Li Qing olhou a capa do topo, onde se lia “A Espada Celestial”.
Ele não abriu. Os outros membros da Mídia Moderna, ao perceberem, também aguardaram, esperando o duelo entre os presidentes.
— São apenas roteiros simplificados, com o enredo geral, sem detalhes — explicou Chang Renhao.
— Simplificados? — Li Qing ficou interessado, observando o homem de cabelos brancos e pretos da Fâmula. — Que tipo de trama vale tanto?
— Leia primeiro, depois discutimos — brincou Chang Renhao. — Preciso avisar: os direitos já estão registrados.
Os membros da Mídia Moderna mudaram de expressão, mas Li Qing, despreocupado, comentou:
— Como deve ser. Se não tivesse registrado, eu nem leria; não quero ser acusado de plágio depois.
Ambos sorriram, como se não houvesse embate verbal momentos antes, e deixaram o assunto de lado.
Li Qing abriu o documento e viu o nome de Guo Wu na seção de roteiro.
— Guo Wu entende disso também?
— Parece que ele despertou, agora sabe um pouco de tudo — Chang Renhao jogou algumas caixas de cigarro, evitando mencionar “O Mestre da Fuga”, pois poderia causar má impressão.
— Ah? Todos são histórias de fantasia chinesa.
Sem ler o conteúdo, alinhou os três documentos: “A Espada Celestial” 1, 2 e “A Fúria do Céu”. Pelos títulos, era claro que se tratava de fantasia chinesa, nada extraordinário.
Nos últimos anos, esse gênero se tornou popular na China, especialmente após avanços nos efeitos especiais; muitos produtores e empresas de cinema preferem essas tramas.
Os direitos dos romances de fantasia chinesa já estavam quase todos vendidos no mercado.

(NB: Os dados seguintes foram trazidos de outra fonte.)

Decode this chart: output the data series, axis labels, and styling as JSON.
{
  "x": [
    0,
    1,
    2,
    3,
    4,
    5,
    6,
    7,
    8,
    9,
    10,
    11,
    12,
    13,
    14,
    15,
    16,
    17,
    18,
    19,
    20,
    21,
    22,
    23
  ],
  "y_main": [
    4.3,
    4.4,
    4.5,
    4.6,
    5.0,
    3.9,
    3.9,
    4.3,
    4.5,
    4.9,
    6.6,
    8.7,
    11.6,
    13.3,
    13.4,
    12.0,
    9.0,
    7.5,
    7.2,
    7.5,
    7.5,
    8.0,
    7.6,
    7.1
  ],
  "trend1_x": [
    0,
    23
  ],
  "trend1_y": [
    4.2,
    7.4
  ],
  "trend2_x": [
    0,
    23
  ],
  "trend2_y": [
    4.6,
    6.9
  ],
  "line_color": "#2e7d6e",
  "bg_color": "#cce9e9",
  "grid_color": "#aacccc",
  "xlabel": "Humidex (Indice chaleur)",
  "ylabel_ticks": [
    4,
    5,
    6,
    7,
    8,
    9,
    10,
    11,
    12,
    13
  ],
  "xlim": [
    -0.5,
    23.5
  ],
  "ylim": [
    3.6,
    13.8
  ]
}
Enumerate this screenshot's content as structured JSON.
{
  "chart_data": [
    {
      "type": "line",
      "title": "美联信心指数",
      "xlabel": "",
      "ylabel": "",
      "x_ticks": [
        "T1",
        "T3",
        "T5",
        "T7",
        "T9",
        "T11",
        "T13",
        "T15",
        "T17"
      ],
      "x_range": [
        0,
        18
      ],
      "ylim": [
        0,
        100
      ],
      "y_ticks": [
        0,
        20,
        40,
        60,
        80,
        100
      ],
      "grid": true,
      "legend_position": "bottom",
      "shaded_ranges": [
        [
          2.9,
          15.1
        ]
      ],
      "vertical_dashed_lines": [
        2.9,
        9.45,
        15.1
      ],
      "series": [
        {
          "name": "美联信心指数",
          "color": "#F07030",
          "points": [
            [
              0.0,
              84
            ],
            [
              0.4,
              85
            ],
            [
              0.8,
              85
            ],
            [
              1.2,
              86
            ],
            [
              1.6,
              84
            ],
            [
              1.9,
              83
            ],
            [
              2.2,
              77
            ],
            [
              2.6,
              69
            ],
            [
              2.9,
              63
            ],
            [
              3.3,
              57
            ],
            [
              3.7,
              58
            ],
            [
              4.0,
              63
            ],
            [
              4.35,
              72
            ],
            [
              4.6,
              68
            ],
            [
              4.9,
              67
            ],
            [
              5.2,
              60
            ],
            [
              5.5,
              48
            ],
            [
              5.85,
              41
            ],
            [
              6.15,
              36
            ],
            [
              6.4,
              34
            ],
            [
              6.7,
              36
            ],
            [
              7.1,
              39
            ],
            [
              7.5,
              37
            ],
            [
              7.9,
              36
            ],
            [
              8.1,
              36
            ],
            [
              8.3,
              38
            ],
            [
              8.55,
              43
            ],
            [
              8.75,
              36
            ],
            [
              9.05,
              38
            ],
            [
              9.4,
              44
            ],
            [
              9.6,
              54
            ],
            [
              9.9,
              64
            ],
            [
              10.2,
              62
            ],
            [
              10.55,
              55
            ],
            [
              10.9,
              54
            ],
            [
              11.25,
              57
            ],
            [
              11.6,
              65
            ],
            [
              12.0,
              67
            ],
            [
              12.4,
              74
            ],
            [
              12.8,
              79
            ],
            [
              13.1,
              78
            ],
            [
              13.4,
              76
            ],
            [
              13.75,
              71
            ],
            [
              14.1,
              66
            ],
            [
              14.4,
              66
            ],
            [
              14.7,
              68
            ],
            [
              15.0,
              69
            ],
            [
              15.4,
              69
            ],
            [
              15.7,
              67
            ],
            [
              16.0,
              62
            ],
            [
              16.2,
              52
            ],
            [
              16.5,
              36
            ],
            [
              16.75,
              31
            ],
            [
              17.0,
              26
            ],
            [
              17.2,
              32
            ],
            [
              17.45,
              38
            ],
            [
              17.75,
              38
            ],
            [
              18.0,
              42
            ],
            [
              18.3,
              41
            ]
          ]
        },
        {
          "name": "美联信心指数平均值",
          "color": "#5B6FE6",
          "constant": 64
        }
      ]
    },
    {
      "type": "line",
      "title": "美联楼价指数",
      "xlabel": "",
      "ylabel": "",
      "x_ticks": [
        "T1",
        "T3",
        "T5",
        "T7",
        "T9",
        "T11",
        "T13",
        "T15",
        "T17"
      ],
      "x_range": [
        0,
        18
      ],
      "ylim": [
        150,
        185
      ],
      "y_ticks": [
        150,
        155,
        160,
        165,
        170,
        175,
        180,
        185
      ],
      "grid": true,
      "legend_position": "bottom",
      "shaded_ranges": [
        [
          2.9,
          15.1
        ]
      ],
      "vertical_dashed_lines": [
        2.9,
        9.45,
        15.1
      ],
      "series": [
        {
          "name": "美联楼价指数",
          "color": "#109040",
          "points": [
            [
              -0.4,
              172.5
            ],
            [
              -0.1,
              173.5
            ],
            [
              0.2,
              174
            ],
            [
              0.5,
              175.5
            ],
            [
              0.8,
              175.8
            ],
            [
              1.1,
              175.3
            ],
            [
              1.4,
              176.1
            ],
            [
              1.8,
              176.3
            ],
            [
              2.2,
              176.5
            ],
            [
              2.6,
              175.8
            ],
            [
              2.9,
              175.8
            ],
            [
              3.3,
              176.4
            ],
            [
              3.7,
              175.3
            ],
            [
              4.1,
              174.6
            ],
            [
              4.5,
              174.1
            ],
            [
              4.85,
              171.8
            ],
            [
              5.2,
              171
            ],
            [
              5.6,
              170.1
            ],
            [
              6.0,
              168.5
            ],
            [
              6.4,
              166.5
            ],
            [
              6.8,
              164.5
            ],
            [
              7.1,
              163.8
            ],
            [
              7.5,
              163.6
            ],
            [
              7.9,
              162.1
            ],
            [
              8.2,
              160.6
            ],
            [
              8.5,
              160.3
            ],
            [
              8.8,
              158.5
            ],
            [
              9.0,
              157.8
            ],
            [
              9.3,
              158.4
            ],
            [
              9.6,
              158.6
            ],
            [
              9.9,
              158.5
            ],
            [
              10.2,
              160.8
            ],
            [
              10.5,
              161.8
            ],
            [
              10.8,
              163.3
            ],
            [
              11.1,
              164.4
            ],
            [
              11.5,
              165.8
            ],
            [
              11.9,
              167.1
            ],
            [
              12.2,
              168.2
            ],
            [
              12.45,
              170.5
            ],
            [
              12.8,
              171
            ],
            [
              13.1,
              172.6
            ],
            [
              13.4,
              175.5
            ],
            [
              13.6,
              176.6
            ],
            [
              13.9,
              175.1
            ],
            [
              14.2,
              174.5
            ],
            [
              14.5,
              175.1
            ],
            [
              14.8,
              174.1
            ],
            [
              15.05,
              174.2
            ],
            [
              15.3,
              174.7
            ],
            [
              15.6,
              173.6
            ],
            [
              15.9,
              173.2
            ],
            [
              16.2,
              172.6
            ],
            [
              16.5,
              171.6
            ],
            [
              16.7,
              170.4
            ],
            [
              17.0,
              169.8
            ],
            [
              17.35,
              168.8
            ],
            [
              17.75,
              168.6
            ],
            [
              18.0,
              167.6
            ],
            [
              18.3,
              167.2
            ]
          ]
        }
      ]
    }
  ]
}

Li Qing passou meia hora lendo os resumos dos três roteiros de séries fornecidos pela Fâmula. Percebeu que não eram histórias improvisadas.
Os nomes dos personagens tinham profundidade, nada de “Flor”, “Grama”, “Xiaoming” ou “Xiaojun”, comuns em outras obras.
Pareciam pensados, especialmente “Espadachim Ébrio”, “Mil Espadas Um”, “Dao Xuan”, nomes que evocavam figuras com contornos definidos.
Além disso, estava listado quem seria adequado para cada papel; o nome mais citado era Zhang Mingxi, seguido de Zhao Ling’er e Bi Yao.